Los migrantes centroamericanos no van a los Estados Unidos o pasan por México porque haya fronteras débiles y desprotegidas: se exponen a penalidades sin fin en México y se entregan en la frontera y solicitan asilo en Estados Unidos solo para sobrevivir a la violencia que enfrentan en sus hogares, violencia alimentada en gran parte por el consumo de drogas en los Estados Unidos y por la complicidad mexicana con el crimen organizado en la llamada guerra contra drogas, ideada para combatir los carteles que abastecen al mercado estadounidense, carteles cuyo origen es mexicano y que dejan muchísimos de sus beneficios en México. Los refugiados abandonan sus hogares para embarcarse en un viaje por necesidad y desesperación, no por oportunidad o gusto, y en esto hay, en parte, responsabilidad compartida entre Estados Unidos y México.
En tal sentido, la actual crisis migratoria no se resolverá reprimiendo a las caravanas de migrantes, impidiéndoles violentamente el paso, o bien, colocando más guardias en la frontera sur o construyendo un muro de 2 000 millas en la frontera norte. Cualquier solución real a largo plazo requiere de un plan serio para trabajar con los países de la región y las comunidades locales para erradicar o minimizar los factores de presión y expulsión, que son principalmente la violencia del crimen organizado y la pobreza extrema.
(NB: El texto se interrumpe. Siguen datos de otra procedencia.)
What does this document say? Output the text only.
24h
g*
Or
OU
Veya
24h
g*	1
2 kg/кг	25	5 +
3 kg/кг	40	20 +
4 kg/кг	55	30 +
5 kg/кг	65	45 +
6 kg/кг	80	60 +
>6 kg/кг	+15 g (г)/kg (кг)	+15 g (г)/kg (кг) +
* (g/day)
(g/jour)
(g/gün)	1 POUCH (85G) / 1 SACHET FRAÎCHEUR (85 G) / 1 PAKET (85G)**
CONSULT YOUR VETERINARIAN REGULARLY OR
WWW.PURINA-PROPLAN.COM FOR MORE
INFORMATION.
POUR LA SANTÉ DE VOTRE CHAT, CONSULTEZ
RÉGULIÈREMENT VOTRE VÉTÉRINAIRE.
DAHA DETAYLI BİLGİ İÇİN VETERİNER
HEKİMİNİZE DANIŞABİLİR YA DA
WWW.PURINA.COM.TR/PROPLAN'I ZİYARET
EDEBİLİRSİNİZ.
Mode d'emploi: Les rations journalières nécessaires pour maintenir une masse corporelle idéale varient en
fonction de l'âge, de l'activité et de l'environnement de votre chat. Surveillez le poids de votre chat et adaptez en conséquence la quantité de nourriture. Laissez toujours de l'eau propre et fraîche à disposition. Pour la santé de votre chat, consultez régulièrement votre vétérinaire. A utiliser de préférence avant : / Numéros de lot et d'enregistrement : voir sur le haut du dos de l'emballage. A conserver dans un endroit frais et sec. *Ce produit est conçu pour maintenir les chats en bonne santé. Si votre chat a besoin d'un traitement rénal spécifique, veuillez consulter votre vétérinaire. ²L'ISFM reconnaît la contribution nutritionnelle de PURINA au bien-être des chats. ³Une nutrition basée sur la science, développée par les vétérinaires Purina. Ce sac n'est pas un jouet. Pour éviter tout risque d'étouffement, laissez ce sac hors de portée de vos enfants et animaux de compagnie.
Las medidas coercitivas solo empeoran las cosas. La guerra contra los migrantes, como lo fue la guerra contra las drogas, no es ninguna solución. Eso deberíamos saberlo en lugar de embarcarnos en otra guerra perdida de antemano. Estados Unidos y México podrán seguir gastando millones de dólares y distrayendo recursos más valiosos en otras tareas para finalmente no hacer ninguna diferencia real y sí, en cambio, causando más problemas y mucho dolor. Al final, no importa cuánto aumente el presidente Trump las tácticas de intimidación y el presidente López Obrador la represión militar, sus estrategias están destinadas al más absoluto fracaso desde ya.
Si el gobierno estadounidense no ha podido detener, en décadas, las marejadas de drogas y de migrantes dentro de su propio territorio a través de la frontera más vigilada y tecnológicamente equipada de todo el orbe, ¿cómo se puede esperar que México tenga éxito? ¿López Obrador y su gobierno están tan ciegos que no se dan cuenta del ingente desperdicio de recursos y la imperdonable violación de derechos que cometen sin ningún logro real? Ambas naciones han fallado estrepitosamente en esta emergencia migratoria y lo seguirán haciendo, acumulando más dolor humano y más violaciones inhumanas en su proceder.
Una mejor forma de avanzar sería que las dos naciones trabajaran en conjunto, junto a los gobiernos centroamericanos, para desarrollar políticas reales, consensuadas y medibles que reduzcan y ordenen el flujo migratorio y, sobre todo, las causas de violencia y pobreza que lo azuzan. Pero con dos demagogos en las sillas presidenciales, y los niveles de xenofobia social imperante (y que tienden a crecer), eso sería esperar demasiado.